疑いつつも見つめる美桜。すると、ケンの瞳が濡れていた。

 なぜなら――。

「バレたか?」

 そう言って、ケンはぺろりと舌を出した。

「……えっ? さっきの涙は……」

「演技だ」

「……演技?」

「こいつは、そういう奴だ。だから騙されるな」

 蓮が呆れたように紡いだその言葉に、美桜は言葉を失う。

(演技なんて……そんなはずない……)

 だが、まるで悪戯が見つかった子どものように笑うケンの表情を見て、蓮の言葉が真実だと悟った。

(まんまと騙された……)

 呆然としながらも、美桜は二人のやりとりに、強い絆のようなものを感じ取っていた。

 友達という存在に縁のなかった彼女にとって、それはほんの少し――羨ましかった。

 結局、ケンの熱烈な希望により、焼肉に行くことが決まった。

「なんで、てめぇが美桜の横を歩いてんだ?」

 三人が並んで歩き出してすぐ、蓮が不機嫌そうに口を開いた。

「いいじゃん、横を歩くくらい。手を繋いでるわけでもないしさ。

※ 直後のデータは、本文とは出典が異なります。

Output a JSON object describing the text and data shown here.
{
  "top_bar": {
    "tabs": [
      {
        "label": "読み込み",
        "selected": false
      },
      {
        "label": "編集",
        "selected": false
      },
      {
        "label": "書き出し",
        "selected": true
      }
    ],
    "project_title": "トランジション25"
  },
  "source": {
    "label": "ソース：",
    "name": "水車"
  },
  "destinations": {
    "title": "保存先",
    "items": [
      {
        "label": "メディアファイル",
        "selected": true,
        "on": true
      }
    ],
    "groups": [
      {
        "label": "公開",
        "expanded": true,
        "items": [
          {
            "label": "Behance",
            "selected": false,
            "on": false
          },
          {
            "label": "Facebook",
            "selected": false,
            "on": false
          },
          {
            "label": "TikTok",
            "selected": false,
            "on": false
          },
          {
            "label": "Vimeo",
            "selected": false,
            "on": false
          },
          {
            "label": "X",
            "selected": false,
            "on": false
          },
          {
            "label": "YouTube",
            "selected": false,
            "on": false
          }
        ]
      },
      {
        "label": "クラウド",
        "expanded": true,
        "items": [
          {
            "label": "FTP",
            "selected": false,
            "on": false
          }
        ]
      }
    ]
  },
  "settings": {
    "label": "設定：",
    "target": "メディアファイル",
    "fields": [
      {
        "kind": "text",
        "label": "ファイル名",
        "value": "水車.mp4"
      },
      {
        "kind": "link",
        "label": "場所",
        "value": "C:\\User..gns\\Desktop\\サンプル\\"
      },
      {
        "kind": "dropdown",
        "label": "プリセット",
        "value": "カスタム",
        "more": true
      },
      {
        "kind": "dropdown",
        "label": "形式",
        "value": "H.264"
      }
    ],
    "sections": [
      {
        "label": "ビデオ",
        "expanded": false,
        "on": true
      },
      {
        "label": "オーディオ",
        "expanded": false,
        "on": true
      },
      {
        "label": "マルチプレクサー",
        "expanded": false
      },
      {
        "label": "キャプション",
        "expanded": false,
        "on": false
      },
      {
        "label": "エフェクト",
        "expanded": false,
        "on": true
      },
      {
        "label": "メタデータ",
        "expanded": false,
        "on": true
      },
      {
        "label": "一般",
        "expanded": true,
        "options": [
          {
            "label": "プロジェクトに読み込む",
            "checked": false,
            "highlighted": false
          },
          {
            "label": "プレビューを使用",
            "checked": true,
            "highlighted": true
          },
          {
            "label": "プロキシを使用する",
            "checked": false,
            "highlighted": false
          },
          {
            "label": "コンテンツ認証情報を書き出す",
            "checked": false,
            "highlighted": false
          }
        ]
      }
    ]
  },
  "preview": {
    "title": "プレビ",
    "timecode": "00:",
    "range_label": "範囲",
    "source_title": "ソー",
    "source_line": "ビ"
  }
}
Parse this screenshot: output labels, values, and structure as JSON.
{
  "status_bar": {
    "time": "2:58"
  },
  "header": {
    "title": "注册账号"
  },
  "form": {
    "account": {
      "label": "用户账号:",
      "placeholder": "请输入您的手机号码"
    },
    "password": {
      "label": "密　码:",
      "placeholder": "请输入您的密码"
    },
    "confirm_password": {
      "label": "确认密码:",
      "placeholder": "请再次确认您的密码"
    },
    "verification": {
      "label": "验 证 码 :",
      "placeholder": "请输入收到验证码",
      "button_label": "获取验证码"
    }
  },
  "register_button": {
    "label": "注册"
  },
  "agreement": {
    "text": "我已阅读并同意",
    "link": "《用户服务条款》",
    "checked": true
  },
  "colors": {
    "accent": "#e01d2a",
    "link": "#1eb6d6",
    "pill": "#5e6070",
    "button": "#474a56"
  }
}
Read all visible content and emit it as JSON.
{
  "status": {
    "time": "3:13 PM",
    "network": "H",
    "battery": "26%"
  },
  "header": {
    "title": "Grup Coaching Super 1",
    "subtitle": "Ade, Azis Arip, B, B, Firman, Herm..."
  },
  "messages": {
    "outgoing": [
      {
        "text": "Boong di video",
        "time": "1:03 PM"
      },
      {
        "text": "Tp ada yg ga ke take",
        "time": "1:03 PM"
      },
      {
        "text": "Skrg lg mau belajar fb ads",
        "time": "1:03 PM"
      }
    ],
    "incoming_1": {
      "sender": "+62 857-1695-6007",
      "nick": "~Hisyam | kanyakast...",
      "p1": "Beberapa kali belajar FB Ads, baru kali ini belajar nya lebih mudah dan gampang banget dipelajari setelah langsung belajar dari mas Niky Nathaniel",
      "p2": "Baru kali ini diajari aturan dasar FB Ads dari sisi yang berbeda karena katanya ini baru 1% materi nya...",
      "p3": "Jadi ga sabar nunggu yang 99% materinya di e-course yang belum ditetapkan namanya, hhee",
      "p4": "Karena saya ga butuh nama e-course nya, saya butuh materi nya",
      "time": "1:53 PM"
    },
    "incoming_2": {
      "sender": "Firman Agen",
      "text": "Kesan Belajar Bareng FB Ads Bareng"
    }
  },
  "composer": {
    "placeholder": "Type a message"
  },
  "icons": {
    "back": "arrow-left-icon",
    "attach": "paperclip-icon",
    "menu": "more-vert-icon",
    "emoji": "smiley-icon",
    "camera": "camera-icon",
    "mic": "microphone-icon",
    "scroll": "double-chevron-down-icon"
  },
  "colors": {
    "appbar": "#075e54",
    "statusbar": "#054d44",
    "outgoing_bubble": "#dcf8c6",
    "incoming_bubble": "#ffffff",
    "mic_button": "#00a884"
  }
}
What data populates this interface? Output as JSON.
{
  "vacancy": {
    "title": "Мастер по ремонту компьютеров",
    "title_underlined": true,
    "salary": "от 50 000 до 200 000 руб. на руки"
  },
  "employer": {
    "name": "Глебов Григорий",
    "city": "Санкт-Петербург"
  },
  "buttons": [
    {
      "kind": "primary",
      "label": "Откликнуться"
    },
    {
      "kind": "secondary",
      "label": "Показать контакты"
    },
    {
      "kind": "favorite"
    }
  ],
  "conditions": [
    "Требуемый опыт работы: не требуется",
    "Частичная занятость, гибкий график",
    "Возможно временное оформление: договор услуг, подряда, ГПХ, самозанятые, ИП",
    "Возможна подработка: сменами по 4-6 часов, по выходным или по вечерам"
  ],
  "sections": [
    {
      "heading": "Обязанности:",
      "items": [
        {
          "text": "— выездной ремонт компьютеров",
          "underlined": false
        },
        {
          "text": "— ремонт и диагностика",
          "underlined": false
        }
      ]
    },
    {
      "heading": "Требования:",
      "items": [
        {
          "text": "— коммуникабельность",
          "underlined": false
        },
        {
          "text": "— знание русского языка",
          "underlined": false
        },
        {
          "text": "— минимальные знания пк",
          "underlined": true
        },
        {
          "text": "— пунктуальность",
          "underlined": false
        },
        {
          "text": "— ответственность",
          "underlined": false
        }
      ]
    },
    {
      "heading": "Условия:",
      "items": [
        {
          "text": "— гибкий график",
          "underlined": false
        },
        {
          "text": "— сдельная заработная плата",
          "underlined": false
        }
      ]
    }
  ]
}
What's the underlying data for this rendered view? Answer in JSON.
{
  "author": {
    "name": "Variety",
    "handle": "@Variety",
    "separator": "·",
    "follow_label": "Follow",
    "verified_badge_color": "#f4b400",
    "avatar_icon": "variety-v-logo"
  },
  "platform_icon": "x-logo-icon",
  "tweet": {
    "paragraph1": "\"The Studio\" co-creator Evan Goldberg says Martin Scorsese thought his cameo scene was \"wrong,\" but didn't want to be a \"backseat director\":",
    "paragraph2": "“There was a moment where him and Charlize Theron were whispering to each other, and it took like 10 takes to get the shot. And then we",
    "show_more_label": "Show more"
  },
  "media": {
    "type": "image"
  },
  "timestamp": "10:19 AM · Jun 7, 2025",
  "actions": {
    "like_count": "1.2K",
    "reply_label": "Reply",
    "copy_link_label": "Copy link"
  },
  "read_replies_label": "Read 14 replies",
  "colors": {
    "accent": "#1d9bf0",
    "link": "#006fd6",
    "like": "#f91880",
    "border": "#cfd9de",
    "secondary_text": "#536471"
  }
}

美桜ちんも大変だね、こんな独占欲の強い奴に捕まってさ」

 ケンが軽く笑いながら美桜に目を向ける。

(蓮さんって……独占欲、強かったんだ……知らなかった……)

 蓮は小さく舌打ちをした。

「あ〜、怖い怖い」

 ケンは一向に怯える様子もなく、蓮をちらりと見やる。

 美桜はそんな二人の間に挟まれ、少しばかり落ち着かない気持ちになっていた。

(……ケンさんも、有名人なんだ……)

 蓮に挨拶していく人たちは、ケンにも頭を下げていく。彼もまた蓮と同じように、無言か「おう」「あぁ」とだけ応じる。

 女の子たちの黄色い声援にも、二人は目もくれない。